Траппер стоял, провожая глазами удаляющуюся повозку, и все удивлялся, что же в ней скрыто, пока и она не достигла гребня подъема и не исчезла в свой черед за холмом. Тогда он отвел глаза и оглядел опустевшее место стоянки. Что вокруг не видно было ни души, едва ли бы смутило человека, издавна свыкшегося с одиночеством, если бы покинутый лагерь всем своим видом не говорил так живо о своих недавних постояльцах – и об оставленном ими опустошении, как тут же отметил старик. Качая головой, он поднял взгляд к голубому просвету над головой, где вчера еще шумели ветвями деревья, те, что сейчас, лишенные зелени, лежали у него в ногах, – ненужные, брошенные бревна.

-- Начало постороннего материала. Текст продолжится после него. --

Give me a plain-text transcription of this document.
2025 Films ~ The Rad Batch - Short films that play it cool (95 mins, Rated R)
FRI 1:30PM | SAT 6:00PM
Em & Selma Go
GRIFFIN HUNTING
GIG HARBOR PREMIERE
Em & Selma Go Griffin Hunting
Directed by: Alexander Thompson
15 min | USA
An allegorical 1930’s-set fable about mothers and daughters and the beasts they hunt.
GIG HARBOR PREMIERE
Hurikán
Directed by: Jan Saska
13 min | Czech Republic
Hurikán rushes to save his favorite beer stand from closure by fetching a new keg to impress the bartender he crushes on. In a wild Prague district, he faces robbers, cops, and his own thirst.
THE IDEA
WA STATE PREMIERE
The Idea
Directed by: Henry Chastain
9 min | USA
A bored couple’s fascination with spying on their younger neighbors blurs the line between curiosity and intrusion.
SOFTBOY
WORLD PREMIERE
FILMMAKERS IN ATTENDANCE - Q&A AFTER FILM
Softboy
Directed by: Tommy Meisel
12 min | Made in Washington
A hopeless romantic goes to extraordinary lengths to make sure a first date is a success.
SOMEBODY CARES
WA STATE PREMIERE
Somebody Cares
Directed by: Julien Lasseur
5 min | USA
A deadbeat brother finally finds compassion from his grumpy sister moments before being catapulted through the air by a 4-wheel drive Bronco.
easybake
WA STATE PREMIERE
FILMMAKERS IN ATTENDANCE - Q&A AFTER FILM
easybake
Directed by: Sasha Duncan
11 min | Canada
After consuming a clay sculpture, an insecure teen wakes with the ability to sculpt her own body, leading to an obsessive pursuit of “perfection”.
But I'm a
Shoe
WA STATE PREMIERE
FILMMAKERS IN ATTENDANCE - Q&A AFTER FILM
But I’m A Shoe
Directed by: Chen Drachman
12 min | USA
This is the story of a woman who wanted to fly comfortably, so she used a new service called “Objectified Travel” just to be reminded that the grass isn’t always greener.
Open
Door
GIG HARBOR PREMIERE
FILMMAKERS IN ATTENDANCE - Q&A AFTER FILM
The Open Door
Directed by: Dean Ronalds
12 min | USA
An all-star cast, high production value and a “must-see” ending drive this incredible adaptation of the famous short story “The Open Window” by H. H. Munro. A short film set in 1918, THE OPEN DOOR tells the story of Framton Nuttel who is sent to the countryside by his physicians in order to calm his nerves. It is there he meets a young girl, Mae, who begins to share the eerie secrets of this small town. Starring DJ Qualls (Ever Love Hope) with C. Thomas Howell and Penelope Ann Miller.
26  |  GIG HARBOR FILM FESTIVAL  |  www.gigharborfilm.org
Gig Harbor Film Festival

– Да, – прошептал он, – я мог бы знать заранее! Я и раньше часто видел то же самое. И все-таки я сам привел их сюда, а теперь указал им единственное прибежище по соседству на много миль вокруг. Вот он, человек, – гордец и разрушитель, беспокойный грешник… Он приручает полевого зверя, чтоб утолить свои суетные желания, и, отняв у животных их естественную пищу, учит их губить деревья, обманывать свой голод листьями…

Шорох в низких кустах, уцелевших поодаль по краю заболоченной низины (остатки той рощи, где расположил свой лагерь Ишмаэл), донесся в этот миг до его ушей и оборвал его разговор с самим собой. Верный привычкам долголетней жизни в дремучих лесах, старик вскинул ружье к плечу чуть ли не с той же бодростью и быстротой, как, бывало, в молодости; но, вдруг опомнившись, он опустил ружье с прежней безропотной грустью в глазах.

– Выходи, выходи! – окликнул он. – Птица ли ты или зверь, эти старые руки не принесут тебе гибели. Я поел и попил: зачем я стану отнимать у кого-то жизнь, когда мои нужды не требуют жертвы? Недалеко то время, когда птицы выклюют мои незрячие глаза и опустятся на мои оголившиеся кости: потому что, если все живое создано, чтобы погибнуть, как могу я ожидать, что буду жить вечно? Выходи, выходи же! Эти слабые руки не причинят тебе вреда.

– Спасибо на добром слове, старик! – сказал Поль Ховер и весело выскочил из-за куста. – Когда ты выставил дуло вперед, мне твой вид был не очень по вкусу: он как будто говорил, что ты когда-то мастерски стрелял.

– Что правда, то правда, – сказал траппер и рассмеялся, вспоминая с тайным удовольствием свое былое искусство. – Были дни, когда мало кто лучше меня знал цену вот такому длинному ружью, как это, даром что сейчас я кажусь беспомощным и дряхлым. Да, ты прав, молодой человек. И были дни, когда небезопасно было шевельнуть листок на таком расстоянии, что я мог бы услышать шелест, или красному мингу, – добавил он, понизив голос и нахмурив взор, – выглянуть краем глаза из своей засады. Слышал ты о красных мингах?

– О миногах слышал, – сказал Поль, взяв старика под руку и мягко подталкивая его к чаще; при этом он беспокойно озирался, точно хотел увериться, что никто за ним не следит. – О самых обыкновенных миногах; а вот о красных или там зеленых не слышал.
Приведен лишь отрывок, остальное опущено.